Room #505 is big and full of light. Big sliding glass doors open onto a generous, triangle-shaped balcony. The full-size bed is pressed against a wooden headboard affixed to the wall. A little wooden night stand sets beside the bed and across from it is a cabinet with a TV and a makeup table and mirror. Four large closets line another wall and though there is no stove or hotplate, a medium-sized, teal green refrigerator, kitchen sink, small counter, and shelf space offer more of a kitchen than any other room I’ve seen. That there is no kitchen is not altogether surprising since I’ve read about this phenomenon, too. People don’t cook at home much in Bangkok; instead they eat at made-to-order shops and carts on the street. Groceries are expensive, and so is air conditioning, and who wants to stand over a hot stove in this heat?

The bathroom, done in teal green tile, has a raised tile ledge and a plastic curtain - clean and new and patterned with pink flowers - separating the shower from the rest of the room. It’s bigger than any of the other bathrooms, clean, and well lit. I feel good in it, despite seeing my white faced blotched with red and streaming sweat in the mirror.

Standing in my flip flops on the white tile balcony I can see into the soi below. In the near distance a purple apartment building brightens the blue sky, and beyond that the city stretches its long arms up and up, as if trying to climb out of itself. Down the soi the golden triangle of a wat (temple) gleams in the sun next to a huge skyscraper of blue glass.

The woman, speaking to me in Thai while continuing to bow, takes me to the second floor where a worn wooden deck, tons of plants, and a few weathered plastic lounge chairs surround a clear blue pool. It is my pool. Exactly right, just what I imagined. I tell the nodding, kaing woman thank you and I return, grinning, to the car. I give the driver a thumbs up and he responds with a weak smile. After he speaks to the woman he drives me just down the street to the Fun English office. I had no idea that it was so close and am struck with gratitude by my own fantastic luck. Can I really have found a beautiful apartment close to my job in only three hours?

Thitiwat makes the deal for me over the phone, then sends me and the driver out again, now to Big C, the Thai version of Wal-Mart, for supplies. I get pillows, hangers, sheets, one bowl, one cup, one set of silverware, and the driver carts me home again. I dole out ten thousand baht to the woman, who puts her hands together and wais to me before taking my money, and then that’s it, I’m done, officially a tenant of Chamchan Mansion. I even have wireless internet.
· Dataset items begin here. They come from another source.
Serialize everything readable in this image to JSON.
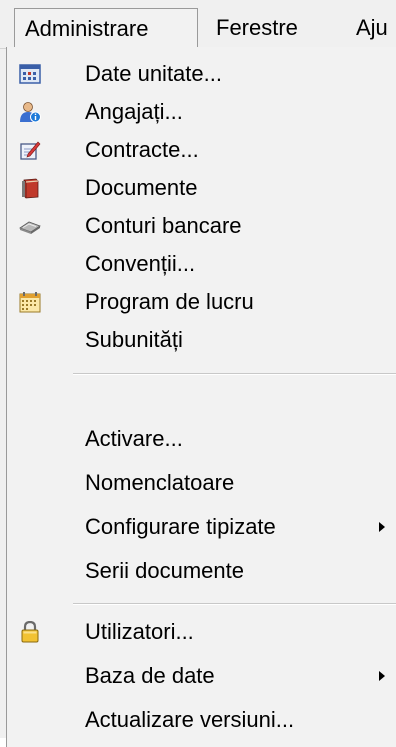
{
  "menubar": {
    "items": [
      {
        "label": "Administrare"
      },
      {
        "label": "Ferestre"
      },
      {
        "label": "Aju"
      }
    ]
  },
  "menu": {
    "items": [
      {
        "label": "Date unitate...",
        "icon": "unit-data-icon"
      },
      {
        "label": "Angajați...",
        "icon": "employees-icon"
      },
      {
        "label": "Contracte...",
        "icon": "contracts-icon"
      },
      {
        "label": "Documente",
        "icon": "documents-icon"
      },
      {
        "label": "Conturi bancare",
        "icon": "bank-accounts-icon"
      },
      {
        "label": "Convenții...",
        "icon": ""
      },
      {
        "label": "Program de lucru",
        "icon": "calendar-icon"
      },
      {
        "label": "Subunități",
        "icon": ""
      },
      {
        "label": "Activare...",
        "icon": ""
      },
      {
        "label": "Nomenclatoare",
        "icon": ""
      },
      {
        "label": "Configurare tipizate",
        "icon": "",
        "submenu": true
      },
      {
        "label": "Serii documente",
        "icon": ""
      },
      {
        "label": "Utilizatori...",
        "icon": "lock-icon"
      },
      {
        "label": "Baza de date",
        "icon": "",
        "submenu": true
      },
      {
        "label": "Actualizare versiuni...",
        "icon": ""
      }
    ]
  }
}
I sprawl out in the sunshine on my new yellow cotton sheets. My bed is warm and comfortable and I imagine that I’m lying in the gleaming petals of a sunflower. It’s peaceful, though not exactly quiet. On the soi below motorbikes thrum and buzz, flickering in and out like mid-day thunder. I listen and look around at my bare walls and empty pantry, and this with all my bags unpacked. But I like it that way, simple and unfettered. That’s my life now, loose and untied.
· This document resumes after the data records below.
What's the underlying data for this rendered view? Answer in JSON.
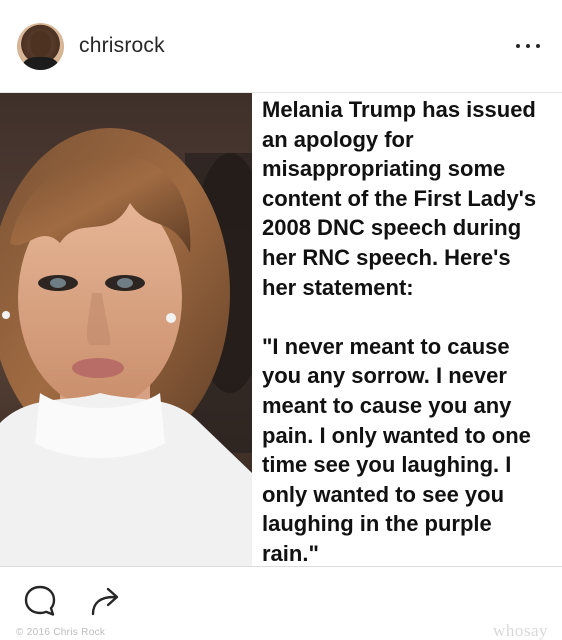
{
  "header": {
    "username": "chrisrock",
    "avatar_icon": "profile-avatar",
    "more_icon": "ellipsis-icon"
  },
  "post": {
    "quote_text": "Melania Trump has issued\nan apology for\nmisappropriating some\ncontent of the First Lady's\n2008 DNC speech during\nher RNC speech. Here's\nher statement:\n\n\"I never meant to cause\nyou any sorrow. I never\nmeant to cause you any\npain. I only wanted to one\ntime see you laughing. I\nonly wanted to see you\nlaughing in the purple\nrain.\""
  },
  "footer": {
    "comment_icon": "comment-icon",
    "share_icon": "share-icon",
    "watermark_left": "© 2016 Chris Rock",
    "watermark_right": "whosay"
  },
  "colors": {
    "text": "#262626",
    "border": "#e6e6e6",
    "background": "#ffffff"
  }
}
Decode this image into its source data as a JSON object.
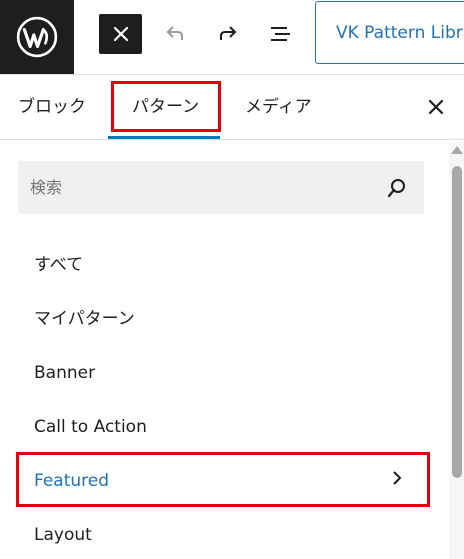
{
  "toolbar": {
    "logo_icon": "wordpress-logo",
    "close_icon": "close-icon",
    "undo_icon": "undo-icon",
    "redo_icon": "redo-icon",
    "list_view_icon": "list-view-icon",
    "document_title": "VK Pattern Library"
  },
  "tabs": [
    {
      "label": "ブロック"
    },
    {
      "label": "パターン"
    },
    {
      "label": "メディア"
    }
  ],
  "search": {
    "placeholder": "検索",
    "icon": "search-icon"
  },
  "categories": [
    {
      "label": "すべて"
    },
    {
      "label": "マイパターン"
    },
    {
      "label": "Banner"
    },
    {
      "label": "Call to Action"
    },
    {
      "label": "Featured"
    },
    {
      "label": "Layout"
    }
  ],
  "colors": {
    "accent": "#2271b1",
    "highlight": "#e3000f",
    "dark": "#1e1e1e"
  }
}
So far, everything has fallen into place without a hitch. Such easiness would usually make me nervous, but I’m not worried now. It’s clear that I should be here. Mai pen rai! I say out loud into my empty room. No problem, never mind, don’t sweat it – all the translations of the Thai motto apply. What is there to worry about? My country - its long work days, its taxes and insurance policies, its debts and wars and delusions - can’t reach me here. I don’t know what the gossip is in New York today. I don’t know where Tom Cruise and Katie Holmes are. I don’t know what offensive thing the president just said and I hardly have a dollar to my name. I feel fabulous. My legs bounce up and down on the hard mattress. They feel limber, ready to walk, anxious for jungles and temples and oceans. But where to go? And with whom? Then I remember a certain phone number.